I don’t want to be a manager any more!
Thursday 24th March 2016
Alice, my new protégé, redeemed herself when she arrived before me the morning after her shameful episode. We went out for a drink when I put into practice all the HR tips I’d googled about reprimanding a junior. I didn’t need to do it. She knew she’d let herself down and has not made a step out of line since so we are saying nothing more about it. She also rose to the challenge of covering for me whilst I’ve been away skiing which meant I had a blissful escape with no interruptions on my blackberry.
So last week was my first holiday of the year and it is safe to say I was seriously in need of my week long trip to the Alps to clear up the remnants of that horrible bug and escape the stresses of work. Following a lovely but non-spectacular date with Fran’s colleague I had decided to put dating slightly on the back burner and just focus on having an amazing time. Going away with 11 of my best friends meant that it was never going to be the most relaxing of holidays, but what happened during that week couldn’t have been less expected. I know I have had a catalogue of love disasters but I think I might have found my very own Christian Grey..
Long story short, it was our last day on the slopes and we decided to hit Apres-ski to celebrate my friend’s birthday, and despite my horrifically burnt face and goggle eyes I ended up being swept up out of the crowd by possibly the best looking and manly man I have ever set eyes on. I genuinely could not believe my luck; he was hilarious, polite, intelligent as well as gorgeous, and we ended up having the most amazing evening and although I regrettably ended up back at his chalet, I was well behaved … I promise!

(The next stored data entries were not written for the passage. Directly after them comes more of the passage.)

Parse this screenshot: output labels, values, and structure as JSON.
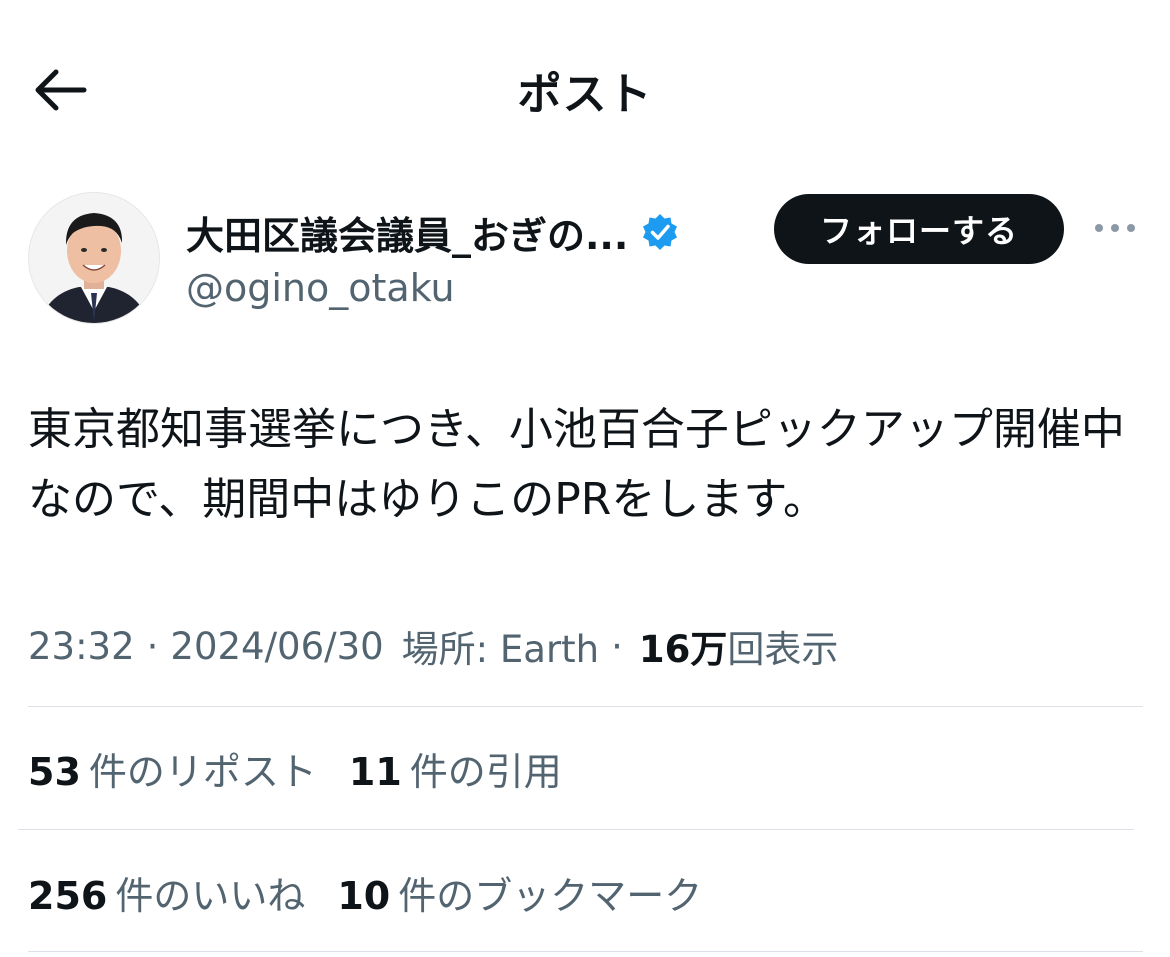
{
  "header": {
    "title": "ポスト",
    "back_icon": "arrow-left-icon"
  },
  "author": {
    "display_name": "大田区議会議員_おぎの...",
    "handle": "@ogino_otaku",
    "verified_icon": "verified-badge-icon",
    "verified_color": "#1d9bf0",
    "follow_label": "フォローする",
    "more_icon": "more-horizontal-icon"
  },
  "post": {
    "text": "東京都知事選挙につき、小池百合子ピックアップ開催中なので、期間中はゆりこのPRをします。"
  },
  "meta": {
    "time": "23:32",
    "separator": "·",
    "date": "2024/06/30",
    "location": "場所: Earth",
    "views_count": "16万",
    "views_label": "回表示"
  },
  "stats": {
    "reposts_count": "53",
    "reposts_label": "件のリポスト",
    "quotes_count": "11",
    "quotes_label": "件の引用",
    "likes_count": "256",
    "likes_label": "件のいいね",
    "bookmarks_count": "10",
    "bookmarks_label": "件のブックマーク"
  },
  "colors": {
    "text_primary": "#0f1419",
    "text_secondary": "#536471",
    "divider": "#dbe1e6",
    "follow_bg": "#0f1419"
  }
}
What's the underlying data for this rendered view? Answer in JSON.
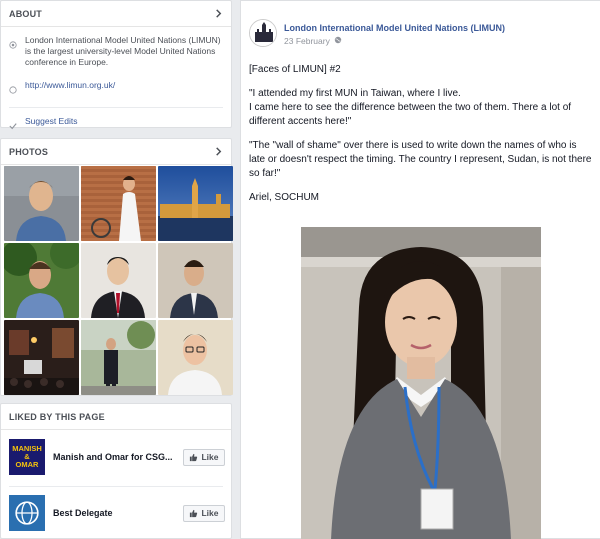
{
  "about": {
    "title": "ABOUT",
    "description": "London International Model United Nations (LIMUN) is the largest university-level Model United Nations conference in Europe.",
    "website": "http://www.limun.org.uk/",
    "suggest_edits": "Suggest Edits"
  },
  "photos": {
    "title": "PHOTOS",
    "items": [
      "photo-1",
      "photo-2",
      "photo-3",
      "photo-4",
      "photo-5",
      "photo-6",
      "photo-7",
      "photo-8",
      "photo-9"
    ]
  },
  "liked": {
    "title": "LIKED BY THIS PAGE",
    "items": [
      {
        "name": "Manish and Omar for CSG...",
        "logo_text_1": "MANISH",
        "logo_text_2": "&",
        "logo_text_3": "OMAR",
        "button": "Like"
      },
      {
        "name": "Best Delegate",
        "button": "Like"
      }
    ]
  },
  "post": {
    "author": "London International Model United Nations (LIMUN)",
    "date": "23 February",
    "paragraphs": [
      "[Faces of LIMUN] #2",
      "\"I attended my first MUN in Taiwan, where I live.\nI came here to see the difference between the two of them. There a lot of different accents here!\"",
      "\"The \"wall of shame\" over there is used to write down the names of who is late or doesn't respect the timing. The country I represent, Sudan, is not there so far!\"",
      "Ariel, SOCHUM"
    ]
  },
  "colors": {
    "link": "#3b5998",
    "background": "#e9ebee",
    "manish_logo_bg": "#1a1a6e",
    "manish_logo_text": "#f4c20d",
    "best_delegate_bg": "#2a6fb0"
  }
}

Although he asked for my number I was doubtful that I’d ever hear from him again because let’s face it… he is completely out of my league and we all know that I haven’t had the best luck in the past with the love life. So it is fair to say that my Sunday blues were possibly the worst ever before starting work this week with the realisation that my one night wonder and mysterious man already felt like a dream…
But GUESS WHAT.. I arrived to work on Monday to a bouquet of flowers on my desk from Harry and a request to meet me at a mysterious location on the embankment on Thursday (TODAY)!! I have no idea where he is taking me and what might happen, but I am very excited to see that face again. The office went wild (with a sideways glance and clock from Charlie – yesss) when they saw the flowers followed by a picture of him we found on LinkedIn. He works for another hedge-fund round the corner! I can’t help feeling pressure for the date to be a success now the whole company are waiting in anticipation for my report after Easter. Oh well, either way at least I don’t have to face work tomorrow so I can really let loose tonight and enjoy myself... although Alice has bet me a fiver that I will end up at his. She is now my work soul mate.
Have a wonderful Easter holiday everyone! And for any of you who courageously gave up chocolate for lent, particularly enjoy that celebratory Easter Egg!!